The PBAC considered that the substitution for Implanon was overestimated and more substitution would be from Mirena.

The submission’s estimated total net cost to the PBS was between $100,000-$200,000 over the first 5 years, with estimated cost savings in the first 2 years of listing and again in year 5.  With the revised price for LCS12, this net cost to the PBS over the first 5 years was revised to be greater than $200,000. The financial implications are yet to be verified.

Overall, the total cost per year to the Government was estimated in the submission to be less than $10 million over the first five years of listing.  

The PBAC considered that the assumptions used to determine the financial costs were likely to overestimate reductions in cost. The PBAC noted that if Mirena is the only comparator and substituted at 100%, overall, over the 5 years, the total cost to Government, was estimated by a sensitivity analysis conducted during the evaluation in the range of $10 million to $30 million.

12. Recommendation and Reasons

The PBAC deferred the submission in the absence of a positive TGA Delegate’s recommendation to register LCS12, at the time of consideration by the PBAC. The PBAC noted the concern in the TGA Delegates overview that while the ectopic pregnancy rate for LCS12 is low, lack of comparison with Mirena in the pivotal study raises concern that there may be an undetected clinically significant difference in risk of pregnancy, and specifically ectopic pregnancy.

The PBAC indicated that it would reconsider the submission as it currently stands once a positive Advisory Committee on Prescription Medicines (ACPM) outcome is received.

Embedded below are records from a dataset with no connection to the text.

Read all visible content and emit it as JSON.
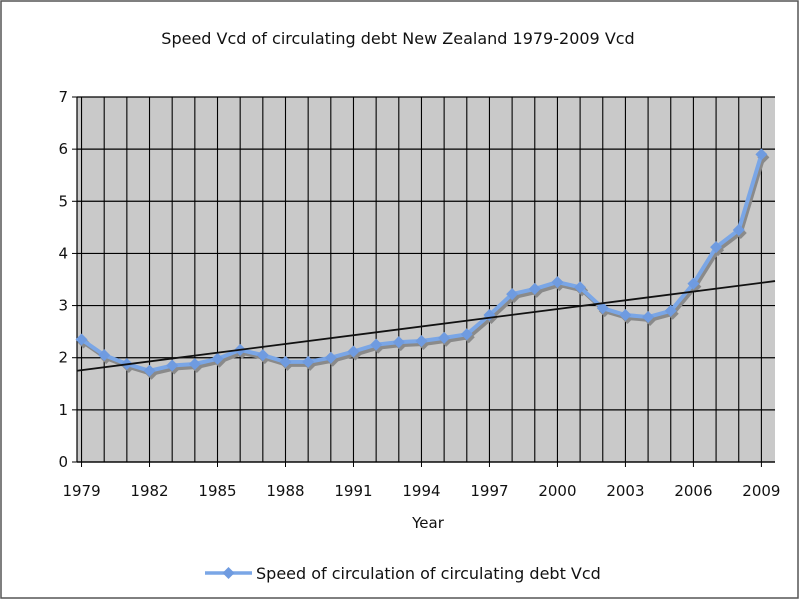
{
  "chart_data": {
    "type": "line",
    "title": "Speed Vcd of circulating debt New Zealand 1979-2009 Vcd",
    "xlabel": "Year",
    "ylabel": "",
    "xlim": [
      1979,
      2009
    ],
    "ylim": [
      0,
      7
    ],
    "x_ticks": [
      "1979",
      "1982",
      "1985",
      "1988",
      "1991",
      "1994",
      "1997",
      "2000",
      "2003",
      "2006",
      "2009"
    ],
    "y_ticks": [
      "0",
      "1",
      "2",
      "3",
      "4",
      "5",
      "6",
      "7"
    ],
    "grid": true,
    "legend_position": "bottom",
    "colors": {
      "series": "#7aa6e6",
      "marker": "#6f9be0",
      "shadow": "#8a8a8a",
      "trend": "#111111",
      "plot_bg": "#c9c9c9",
      "grid": "#000000"
    },
    "series": [
      {
        "name": "Speed of circulation of circulating debt Vcd",
        "x": [
          1979,
          1980,
          1981,
          1982,
          1983,
          1984,
          1985,
          1986,
          1987,
          1988,
          1989,
          1990,
          1991,
          1992,
          1993,
          1994,
          1995,
          1996,
          1997,
          1998,
          1999,
          2000,
          2001,
          2002,
          2003,
          2004,
          2005,
          2006,
          2007,
          2008,
          2009
        ],
        "values": [
          2.35,
          2.05,
          1.88,
          1.75,
          1.85,
          1.88,
          1.98,
          2.15,
          2.05,
          1.92,
          1.92,
          2.0,
          2.12,
          2.25,
          2.3,
          2.32,
          2.38,
          2.45,
          2.82,
          3.22,
          3.32,
          3.45,
          3.35,
          2.95,
          2.82,
          2.78,
          2.9,
          3.42,
          4.12,
          4.45,
          5.9
        ]
      }
    ],
    "trendline": {
      "x": [
        1978.8,
        2009.6
      ],
      "y": [
        1.75,
        3.47
      ]
    }
  }
}
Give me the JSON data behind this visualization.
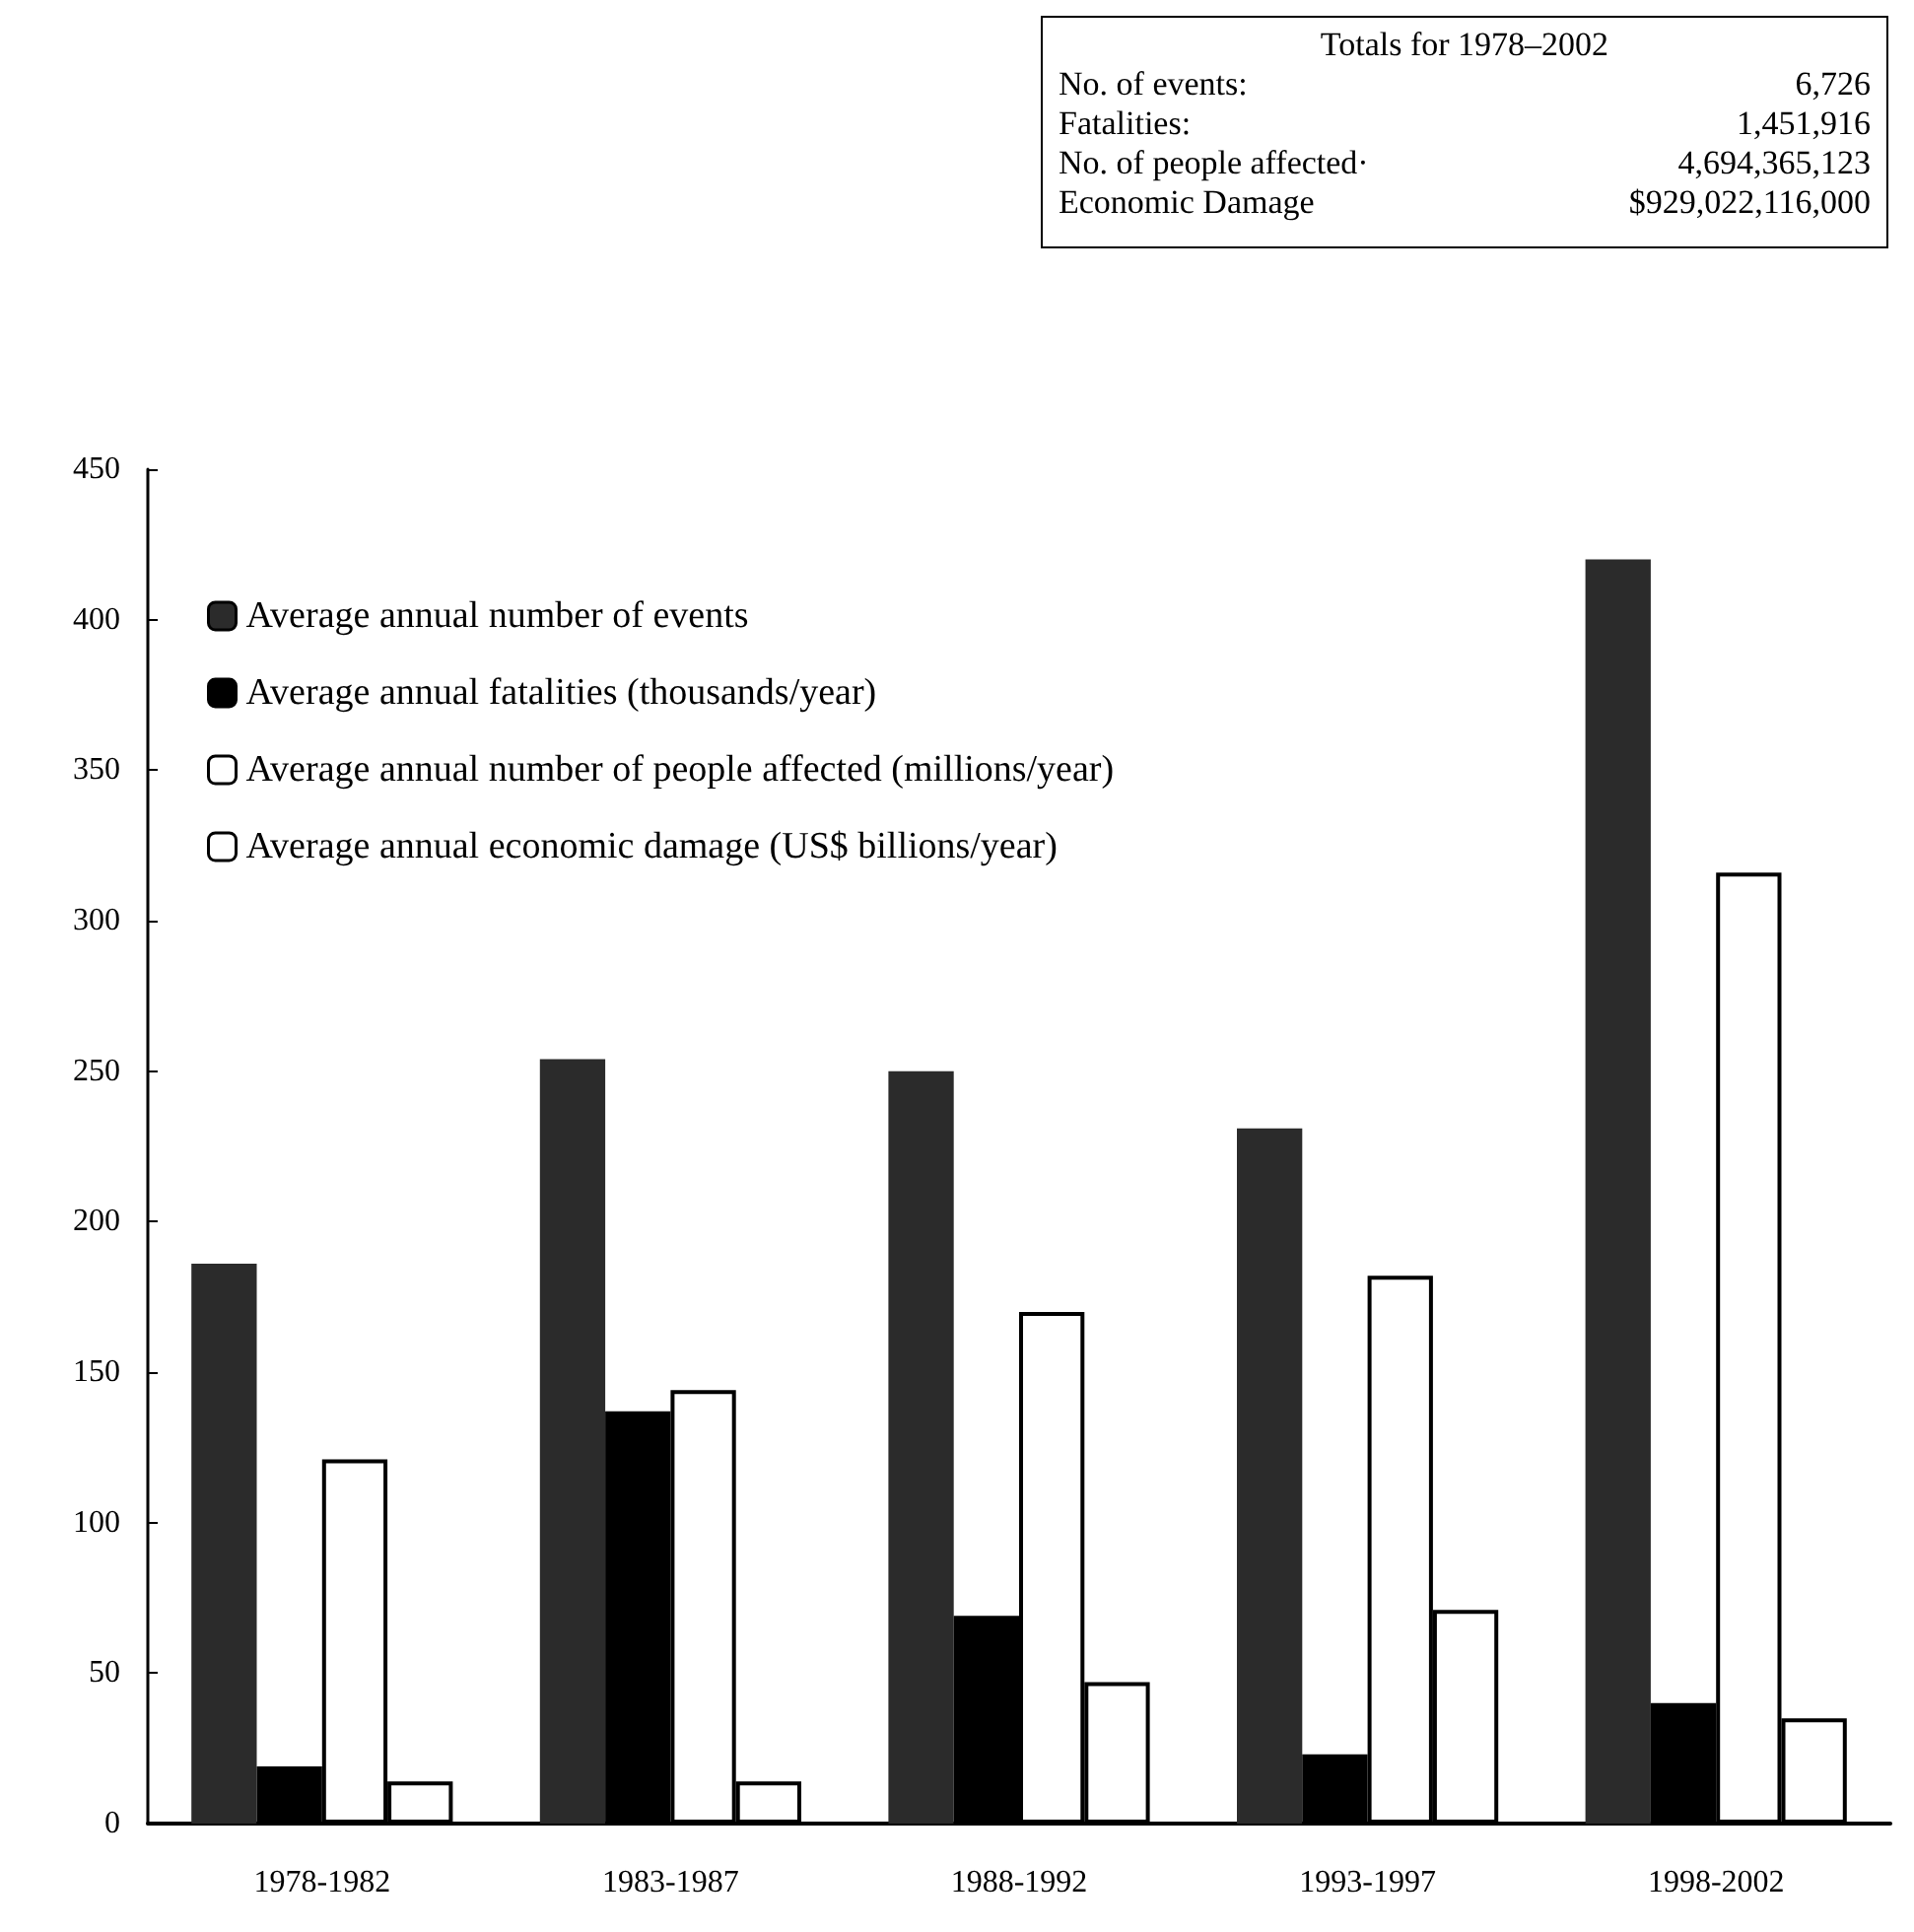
{
  "chart_data": {
    "type": "bar",
    "categories": [
      "1978-1982",
      "1983-1987",
      "1988-1992",
      "1993-1997",
      "1998-2002"
    ],
    "series": [
      {
        "name": "Average annual number of events",
        "color": "#2b2b2b",
        "values": [
          186,
          254,
          250,
          231,
          420
        ]
      },
      {
        "name": "Average annual fatalities (thousands/year)",
        "color": "#000000",
        "values": [
          19,
          137,
          69,
          23,
          40
        ]
      },
      {
        "name": "Average annual number of people affected (millions/year)",
        "color": "#ffffff",
        "values": [
          121,
          144,
          170,
          182,
          316
        ]
      },
      {
        "name": "Average annual economic damage (US$ billions/year)",
        "color": "#ffffff",
        "values": [
          14,
          14,
          47,
          71,
          35
        ]
      }
    ],
    "ylim": [
      0,
      450
    ],
    "yticks": [
      0,
      50,
      100,
      150,
      200,
      250,
      300,
      350,
      400,
      450
    ],
    "grid": false,
    "legend": "top left",
    "annotations": [
      "Totals for 1978–2002",
      "No. of events:",
      "6,726",
      "Fatalities:",
      "1,451,916",
      "No. of people affected·",
      "4,694,365,123",
      "Economic Damage",
      "$929,022,116,000"
    ]
  }
}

The PBAC did not request that the Sponsor provide any additional information prior to reconsideration, apart from updating the status of the TGA application

13. Context for Decision

The PBAC helps decide whether and, if so, how medicines should be subsidised in Australia. It considers submissions in this context. A PBAC decision not to recommend listing or not to recommend changing a listing does not represent a final PBAC view about the merits of the medicine. A company can resubmit to the PBAC or seek independent review of the PBAC decision.

14. Sponsor’s Comment

Bayer does not agree with Committee’s current view regarding comparator weighting nor the stated financial impact estimates and will bring forward a further submission addressing these points. In addition, Bayer will also bring forward the positive ACPM outcome within the re-submission. Bayer is committed to continue working with the PBAC to facilitate access of an additional long acting reversible contraceptive (LARC) option for Australian women.